U.S. crude oil inventories, excluding strategic reserves, rose much more than expected last week to hit their highest level since July 1990, U.S. Energy Information Administration (EIA) date showed. That quickened the day's selling.
Oil futures were already under pressure after separate reports showed U.S. jobless claims gained last week, U.S. first quarter economic growth was slower than previously reported and first quarter U.S. corporate profits declined.
Markets were also hammered by the euro zone crisis, with focus now on Spain's debt troubles, sending the euro to a new 23-month low against the dollar. This caused traders to pare riskier assets such as oil and equities.
"While Greece has tough problems already, Spain has even tougher problems ... and investors are worried about the repercussions to the U.S. (and world) economy as they see the euro weakening, with no quick solutions to Spain's problems," said Mark Waggoner, president of Excel Futures in Bend, Oregon.
In London, ICE Brent crude futures for July delivery fell to a session low of $101.27, down $2.20, the lowest intraday price for front-month Brent since Oct. 5. By 12:15 p.m.

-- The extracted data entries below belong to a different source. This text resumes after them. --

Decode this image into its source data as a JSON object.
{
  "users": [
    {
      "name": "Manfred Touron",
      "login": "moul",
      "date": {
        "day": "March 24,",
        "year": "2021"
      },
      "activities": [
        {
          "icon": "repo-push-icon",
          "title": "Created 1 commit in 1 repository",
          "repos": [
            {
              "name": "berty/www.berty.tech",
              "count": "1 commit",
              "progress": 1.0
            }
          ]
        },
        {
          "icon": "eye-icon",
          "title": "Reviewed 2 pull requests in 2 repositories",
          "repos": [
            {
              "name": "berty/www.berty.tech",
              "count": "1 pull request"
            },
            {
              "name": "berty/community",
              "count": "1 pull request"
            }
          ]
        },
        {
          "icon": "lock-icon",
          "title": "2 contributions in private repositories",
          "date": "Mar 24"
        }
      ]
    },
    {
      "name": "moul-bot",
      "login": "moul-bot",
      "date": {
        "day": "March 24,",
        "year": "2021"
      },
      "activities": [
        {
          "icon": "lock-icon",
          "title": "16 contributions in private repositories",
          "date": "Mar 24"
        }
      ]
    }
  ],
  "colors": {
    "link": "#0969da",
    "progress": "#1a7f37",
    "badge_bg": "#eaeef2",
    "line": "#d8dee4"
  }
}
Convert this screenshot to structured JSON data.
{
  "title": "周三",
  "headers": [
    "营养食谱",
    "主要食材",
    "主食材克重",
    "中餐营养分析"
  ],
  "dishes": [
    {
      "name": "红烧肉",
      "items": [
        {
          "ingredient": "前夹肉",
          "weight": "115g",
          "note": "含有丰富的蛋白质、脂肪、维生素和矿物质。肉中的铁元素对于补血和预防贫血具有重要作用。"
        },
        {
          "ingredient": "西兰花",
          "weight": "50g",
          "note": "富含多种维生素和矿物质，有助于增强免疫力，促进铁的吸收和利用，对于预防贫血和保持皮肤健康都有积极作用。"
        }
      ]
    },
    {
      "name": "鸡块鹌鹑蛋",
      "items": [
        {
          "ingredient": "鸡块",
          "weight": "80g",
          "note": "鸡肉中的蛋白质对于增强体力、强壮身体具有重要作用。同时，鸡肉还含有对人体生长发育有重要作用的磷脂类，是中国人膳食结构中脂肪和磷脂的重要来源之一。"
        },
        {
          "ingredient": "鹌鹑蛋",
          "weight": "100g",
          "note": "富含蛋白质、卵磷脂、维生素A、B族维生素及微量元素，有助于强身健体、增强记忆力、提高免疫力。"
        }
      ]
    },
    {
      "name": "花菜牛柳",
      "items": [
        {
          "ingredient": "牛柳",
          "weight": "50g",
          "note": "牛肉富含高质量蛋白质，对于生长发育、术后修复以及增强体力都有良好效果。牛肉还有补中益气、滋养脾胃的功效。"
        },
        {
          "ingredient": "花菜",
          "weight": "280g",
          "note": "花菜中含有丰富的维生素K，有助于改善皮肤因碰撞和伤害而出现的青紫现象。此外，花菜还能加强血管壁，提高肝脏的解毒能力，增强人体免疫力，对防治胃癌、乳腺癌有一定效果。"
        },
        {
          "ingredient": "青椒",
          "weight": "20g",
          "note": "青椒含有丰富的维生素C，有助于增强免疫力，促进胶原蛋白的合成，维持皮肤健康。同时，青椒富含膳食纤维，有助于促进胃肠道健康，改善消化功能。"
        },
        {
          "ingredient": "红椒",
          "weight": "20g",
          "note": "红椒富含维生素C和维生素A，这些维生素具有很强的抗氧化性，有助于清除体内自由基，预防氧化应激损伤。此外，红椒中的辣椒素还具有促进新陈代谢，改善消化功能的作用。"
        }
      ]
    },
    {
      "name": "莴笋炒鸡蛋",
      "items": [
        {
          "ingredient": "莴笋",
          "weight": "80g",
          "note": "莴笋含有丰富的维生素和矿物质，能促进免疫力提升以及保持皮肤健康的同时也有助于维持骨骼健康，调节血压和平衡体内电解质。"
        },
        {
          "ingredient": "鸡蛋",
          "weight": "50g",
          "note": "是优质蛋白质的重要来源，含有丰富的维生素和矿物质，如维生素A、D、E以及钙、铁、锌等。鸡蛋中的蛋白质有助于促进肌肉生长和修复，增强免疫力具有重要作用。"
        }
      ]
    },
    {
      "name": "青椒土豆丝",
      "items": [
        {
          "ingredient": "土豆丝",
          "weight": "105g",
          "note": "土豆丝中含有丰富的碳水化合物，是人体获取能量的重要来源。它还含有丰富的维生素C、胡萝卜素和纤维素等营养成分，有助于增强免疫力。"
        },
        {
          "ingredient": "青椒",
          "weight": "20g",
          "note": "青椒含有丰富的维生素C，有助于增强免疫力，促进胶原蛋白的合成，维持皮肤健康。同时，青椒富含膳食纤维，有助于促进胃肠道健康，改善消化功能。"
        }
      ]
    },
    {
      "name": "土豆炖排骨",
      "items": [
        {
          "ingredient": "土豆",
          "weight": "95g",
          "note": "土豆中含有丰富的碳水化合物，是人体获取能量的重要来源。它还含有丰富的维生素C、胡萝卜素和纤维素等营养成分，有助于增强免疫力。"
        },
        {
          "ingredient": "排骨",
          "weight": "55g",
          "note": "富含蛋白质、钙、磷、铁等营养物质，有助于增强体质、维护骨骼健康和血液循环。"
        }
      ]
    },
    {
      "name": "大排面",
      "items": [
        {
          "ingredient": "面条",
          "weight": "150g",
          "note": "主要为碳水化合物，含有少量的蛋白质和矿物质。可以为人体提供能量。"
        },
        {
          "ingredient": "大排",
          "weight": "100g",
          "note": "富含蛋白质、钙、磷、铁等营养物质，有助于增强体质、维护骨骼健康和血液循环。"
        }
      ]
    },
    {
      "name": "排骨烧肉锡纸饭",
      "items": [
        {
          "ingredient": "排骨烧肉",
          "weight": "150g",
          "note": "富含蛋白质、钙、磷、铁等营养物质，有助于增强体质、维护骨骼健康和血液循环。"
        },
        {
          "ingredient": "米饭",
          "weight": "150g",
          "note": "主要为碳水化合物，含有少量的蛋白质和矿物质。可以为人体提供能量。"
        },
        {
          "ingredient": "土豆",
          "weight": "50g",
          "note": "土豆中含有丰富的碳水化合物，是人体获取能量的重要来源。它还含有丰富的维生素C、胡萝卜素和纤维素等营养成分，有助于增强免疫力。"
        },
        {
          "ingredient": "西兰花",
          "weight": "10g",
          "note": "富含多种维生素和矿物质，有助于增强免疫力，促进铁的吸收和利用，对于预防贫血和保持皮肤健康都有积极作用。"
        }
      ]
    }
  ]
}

EDT (1615 GMT), it traded at $101.79, down $1.68, on course for the biggest monthly loss since 2008, after slipping 3 percent on Wednesday.
U.S. crude for July delivery dropped to a session low of $85.86, down $1.96, the lowest price for front-month U.S., crude since Oct. 20. It later traded down $1.40 at $86.40, Front-month U.S. crude is also on track to post its biggest monthly decline since 2008.